So das Ende in Furtwangen ist nahe doch beginne ich mit dem Anfang. Das hatte ich irgendwann mal geschrieben. Damit es nicht verstaubt, hier eine kleine Anfahrtsgeschichte nach Furtwangen.

Es ist ein wunderbarer Spätsommer. Die Spitzen der Blätter von den Bäumen haben sich schon leicht gelb gefärbt. Die Sonne strahlt durch die Baumkronen der Straßen auf der Uhrenstraße nach Furtwangen. Der Fahrtwind weht durch das Autofenster, saftige Wiesen getränkt in Morgentau duften nach einer verregneten schwülen Nacht.
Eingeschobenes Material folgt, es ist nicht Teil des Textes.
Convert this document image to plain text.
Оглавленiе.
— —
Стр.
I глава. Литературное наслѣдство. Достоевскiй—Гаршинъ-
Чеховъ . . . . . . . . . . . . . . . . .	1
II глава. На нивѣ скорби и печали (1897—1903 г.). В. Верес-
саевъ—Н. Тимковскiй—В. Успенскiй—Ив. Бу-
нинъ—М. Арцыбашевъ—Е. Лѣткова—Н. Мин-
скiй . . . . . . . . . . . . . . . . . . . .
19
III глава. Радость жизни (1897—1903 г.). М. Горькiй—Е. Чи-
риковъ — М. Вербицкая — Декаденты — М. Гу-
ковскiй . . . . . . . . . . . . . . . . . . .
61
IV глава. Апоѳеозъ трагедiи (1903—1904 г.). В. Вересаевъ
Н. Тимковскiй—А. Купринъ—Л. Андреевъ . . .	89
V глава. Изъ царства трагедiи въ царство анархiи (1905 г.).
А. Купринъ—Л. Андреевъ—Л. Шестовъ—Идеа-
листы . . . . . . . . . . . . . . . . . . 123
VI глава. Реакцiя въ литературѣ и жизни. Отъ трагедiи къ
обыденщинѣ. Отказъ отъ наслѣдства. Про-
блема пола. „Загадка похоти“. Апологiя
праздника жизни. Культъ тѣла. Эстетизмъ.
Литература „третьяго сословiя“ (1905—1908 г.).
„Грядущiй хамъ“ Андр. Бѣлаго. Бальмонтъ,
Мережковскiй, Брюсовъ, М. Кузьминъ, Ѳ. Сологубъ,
Häuser-Schatten flackern auf der Fahrt vor meinen Augen, begleiten mich auf meinen Weg in eine verschlafene Ortschaft in Mitten des Schwarzwaldes. Eine Ortschaft, die mich meine nächsten drei Jahre prägen wird. Fern von Heimat und Freunde, fern von der bekannten Umgebung und von Bekannten. Eine Entbindung für immer oder eine zeitweilige Verbindung? Ich habe Freiburg hinter mir gelassen, mein Auto kurvt die Serpentinen des Schwarzwald entlang bis auf etwa achthundert Höhenmeter. Eine letzte scharfe Kurve trennt mich vor dem Ortsschild des unbekannten Furtwangens. Im Kofferraum stapeln sich die Umzugskisten und oben drauf meine Gitarre. An der zweiten Kreuzung links hinauf, der steilen Rabenstraße weiter. Was mag das für ein Omen sein, wenn die Straße schon nach einem schwarzen Vogel, der laut Märchen Hexen und Zauberern dient. Ganz am Ende des Weges liegt es, das kleine gelbe Häusschen, in dem ich ein Abschnitt meines Lebens verbringen werde. Am Berghang auf der Südseite des Tals, in dem Furtwangen liegt. Mich erwarten also schöne Sonnenaufgänge und -Untergängen. Die Haustür öffnet sich einen Spalt und ein kleines molliges blondes Mädchen spickt aus dem Türspalt heraus. Schaut mich mit neugierigen Blicken an und lächelt. Es folgt der kleine dürre Bruder und zeigt sein breitestes Lächeln von sich. Vater und Mutter des Hauses ergänzen die glückliche Familie, im Hintergrund scheint die Sonne durch die Balkonfenstern, eine leichte Lichtsiluette strahlte um die Menschen, die mich für eine gewisse Zeit beherbergen werden. Ich drehe den Zündschlüssel um und der Motor gibt seine letzten Geräusche an diesem Tag von sich.
Händeschüttelnd begrüßen mich die Burgbachers, überreichten mir meinen Wohnungsschlüssel. Wir wechselten ein paar Worte und dann mache ich mich ans Werk. Kisten, Regale, Bretter und allerlei Krimskram müssen in die Wohnung bevor es dunkel wird.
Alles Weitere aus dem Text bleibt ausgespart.